Justice Secretary Chris Grayling said he planned to use his experience in setting up the Work Programme in tackling the problem of reoffending
Chris Grayling will champion the use of payment by results across the public and private sector as part of a "rehabilitation revolution", he told Tory activists.
The Justice Secretary said he planned to use his experience in setting up the Work Programme, where firms and charities who helped get the unemployed into jobs were rewarded according to their success, in tackling the problem of reoffending.
In a fringe event at the Conservative Party conference, Mr Grayling also set out his opposition to a return to capital punishment. He told the event, organised by the Prison Reform Trust and National Grid, he was "particularly keen" to get the Justice Secretary role when Ken Clarke was moved in David Cameron's reshuffle.
Mr Grayling said: "The piece I do not think we have got right in this country yet is the rehabilitation revolution."
He said: "Where we fail is the reoffending statistics that say if people go to prison they are very likely to come back again. That really should not happen, so I think it requires very careful thinking, it requires us to bring to bear all the skills that exist."
Those skills could be in companies such as National Grid, which runs a scheme to recruit prisoners into jobs, or in charities, Mr Grayling said. He added: "That really is what the rehabilitation revolution is all about, it's about putting ourselves into the position where we can send the right people into prison but they don't keep coming back.
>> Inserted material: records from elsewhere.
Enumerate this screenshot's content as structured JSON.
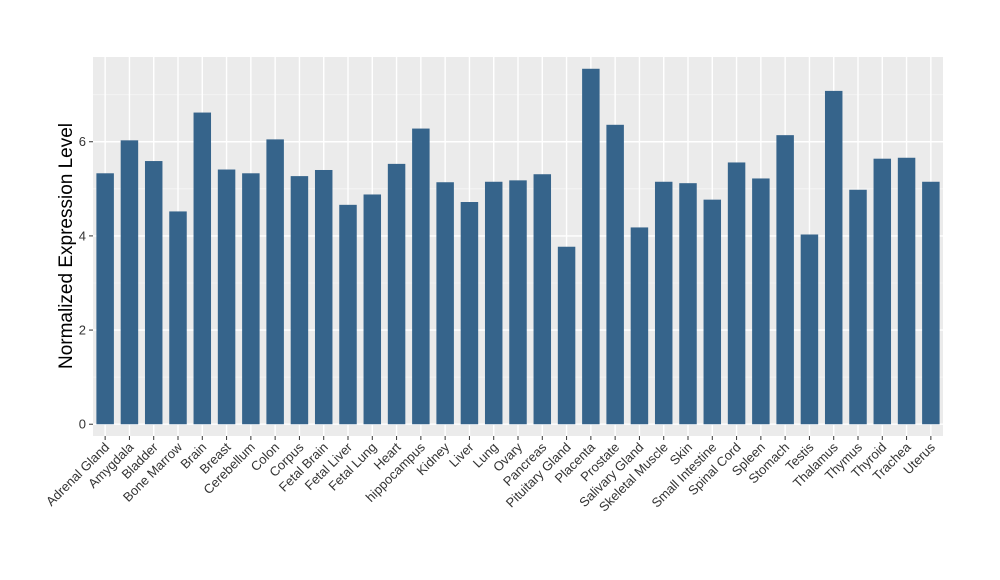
{
  "chart_data": {
    "type": "bar",
    "title": "",
    "xlabel": "",
    "ylabel": "Normalized Expression Level",
    "ylim": [
      -0.25,
      7.8
    ],
    "yticks": [
      0,
      2,
      4,
      6
    ],
    "grid": true,
    "legend": "none",
    "bar_color": "#36648b",
    "panel_color": "#ebebeb",
    "categories": [
      "Adrenal Gland",
      "Amygdala",
      "Bladder",
      "Bone Marrow",
      "Brain",
      "Breast",
      "Cerebellum",
      "Colon",
      "Corpus",
      "Fetal Brain",
      "Fetal Liver",
      "Fetal Lung",
      "Heart",
      "hippocampus",
      "Kidney",
      "Liver",
      "Lung",
      "Ovary",
      "Pancreas",
      "Pituitary Gland",
      "Placenta",
      "Prostate",
      "Salivary Gland",
      "Skeletal Muscle",
      "Skin",
      "Small Intestine",
      "Spinal Cord",
      "Spleen",
      "Stomach",
      "Testis",
      "Thalamus",
      "Thymus",
      "Thyroid",
      "Trachea",
      "Uterus"
    ],
    "values": [
      5.33,
      6.03,
      5.59,
      4.52,
      6.62,
      5.41,
      5.33,
      6.05,
      5.27,
      5.4,
      4.66,
      4.88,
      5.53,
      6.28,
      5.14,
      4.72,
      5.15,
      5.18,
      5.31,
      3.77,
      7.55,
      6.36,
      4.18,
      5.15,
      5.12,
      4.77,
      5.56,
      5.22,
      6.14,
      4.03,
      7.08,
      4.98,
      5.64,
      5.66,
      5.15
    ]
  }
}
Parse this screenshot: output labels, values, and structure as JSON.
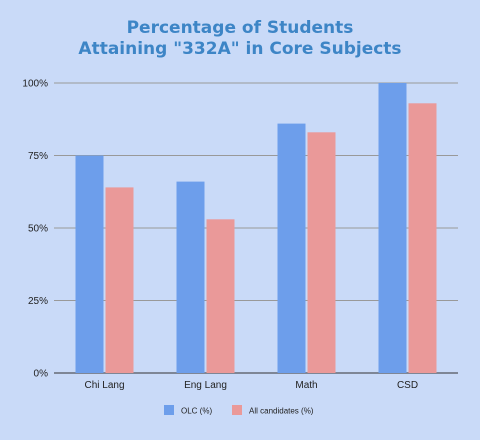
{
  "chart_data": {
    "type": "bar",
    "title_lines": [
      "Percentage of Students",
      "Attaining \"332A\" in Core Subjects"
    ],
    "categories": [
      "Chi Lang",
      "Eng Lang",
      "Math",
      "CSD"
    ],
    "series": [
      {
        "name": "OLC (%)",
        "values": [
          75,
          66,
          86,
          100
        ],
        "color": "#6d9eeb"
      },
      {
        "name": "All candidates (%)",
        "values": [
          64,
          53,
          83,
          93
        ],
        "color": "#ea9999"
      }
    ],
    "y_ticks": [
      0,
      25,
      50,
      75,
      100
    ],
    "y_tick_labels": [
      "0%",
      "25%",
      "50%",
      "75%",
      "100%"
    ],
    "ylim": [
      0,
      100
    ],
    "grid": true,
    "legend_position": "bottom"
  },
  "colors": {
    "background": "#c9daf8",
    "title": "#3d85c6",
    "grid": "#999999"
  }
}
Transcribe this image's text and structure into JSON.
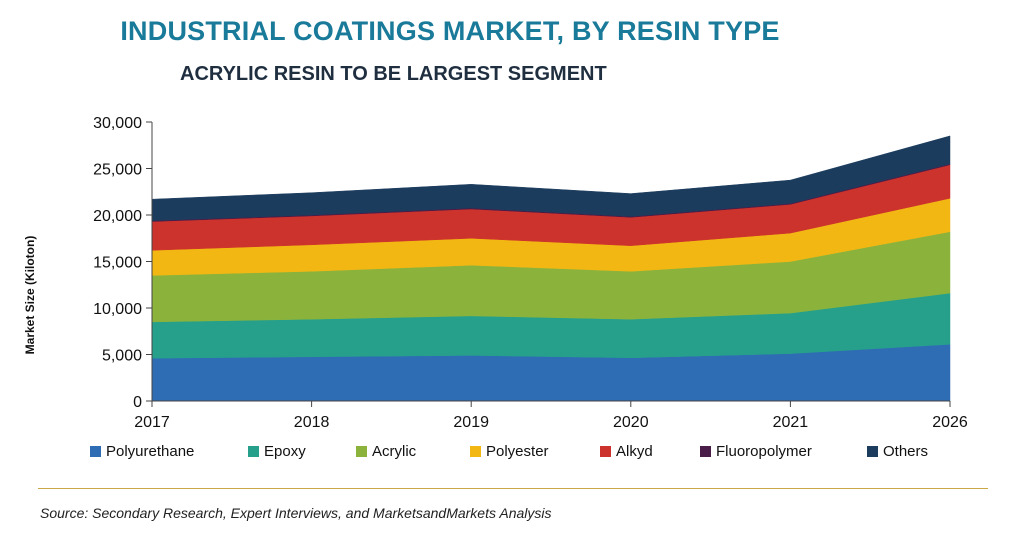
{
  "header": {
    "title": "INDUSTRIAL COATINGS MARKET, BY RESIN TYPE",
    "subtitle": "ACRYLIC RESIN TO BE LARGEST SEGMENT"
  },
  "footer": {
    "source": "Source: Secondary Research, Expert Interviews, and MarketsandMarkets Analysis"
  },
  "chart_data": {
    "type": "area",
    "stacked": true,
    "ylabel": "Market Size (Kiloton)",
    "xlabel": "",
    "ylim": [
      0,
      30000
    ],
    "yticks": [
      "0",
      "5,000",
      "10,000",
      "15,000",
      "20,000",
      "25,000",
      "30,000"
    ],
    "ytick_values": [
      0,
      5000,
      10000,
      15000,
      20000,
      25000,
      30000
    ],
    "categories": [
      "2017",
      "2018",
      "2019",
      "2020",
      "2021",
      "2026"
    ],
    "legend_position": "bottom",
    "grid": false,
    "series": [
      {
        "name": "Polyurethane",
        "color": "#2e6db4",
        "values": [
          4600,
          4750,
          4900,
          4650,
          5100,
          6100
        ]
      },
      {
        "name": "Epoxy",
        "color": "#26a08a",
        "values": [
          3900,
          4050,
          4250,
          4150,
          4350,
          5500
        ]
      },
      {
        "name": "Acrylic",
        "color": "#8bb33c",
        "values": [
          5000,
          5150,
          5450,
          5150,
          5550,
          6600
        ]
      },
      {
        "name": "Polyester",
        "color": "#f2b713",
        "values": [
          2700,
          2850,
          2900,
          2750,
          3050,
          3600
        ]
      },
      {
        "name": "Alkyd",
        "color": "#cc332c",
        "values": [
          3100,
          3100,
          3150,
          3050,
          3100,
          3600
        ]
      },
      {
        "name": "Fluoropolymer",
        "color": "#4a1c48",
        "values": [
          100,
          100,
          100,
          100,
          100,
          100
        ]
      },
      {
        "name": "Others",
        "color": "#1c3c5e",
        "values": [
          2300,
          2400,
          2550,
          2450,
          2500,
          3000
        ]
      }
    ]
  }
}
"I have not yet decided how finally we are going to do this, but the principle I want to bring to bear to the rehabilitation of offenders is the one that was at the heart of the Work Programme."
He said that showed "the best way government gets the best out of organisations - private, voluntary, whatever - is to actually pay them based on the success they have in turning lives around".
"That way people chase innovation, they chase good ideas," he said. "There's no question of just being paid for bums on seats, it's all about trying to achieve excellence. That will be my mantra. Though I haven't decided finally what shape that should take, who should be involved, how we should introduce it, where the line should be drawn between public and private."
Asked why the Government was not considering a return to capital punishment as a way of showing it was tough on crime, the Justice Secretary said: "I have never supported capital punishment for one simple reason: it is irreversible. The truth is that the history of this country is full of stories of miscarriages of justice, where people have been found many years after the event not to be guilty."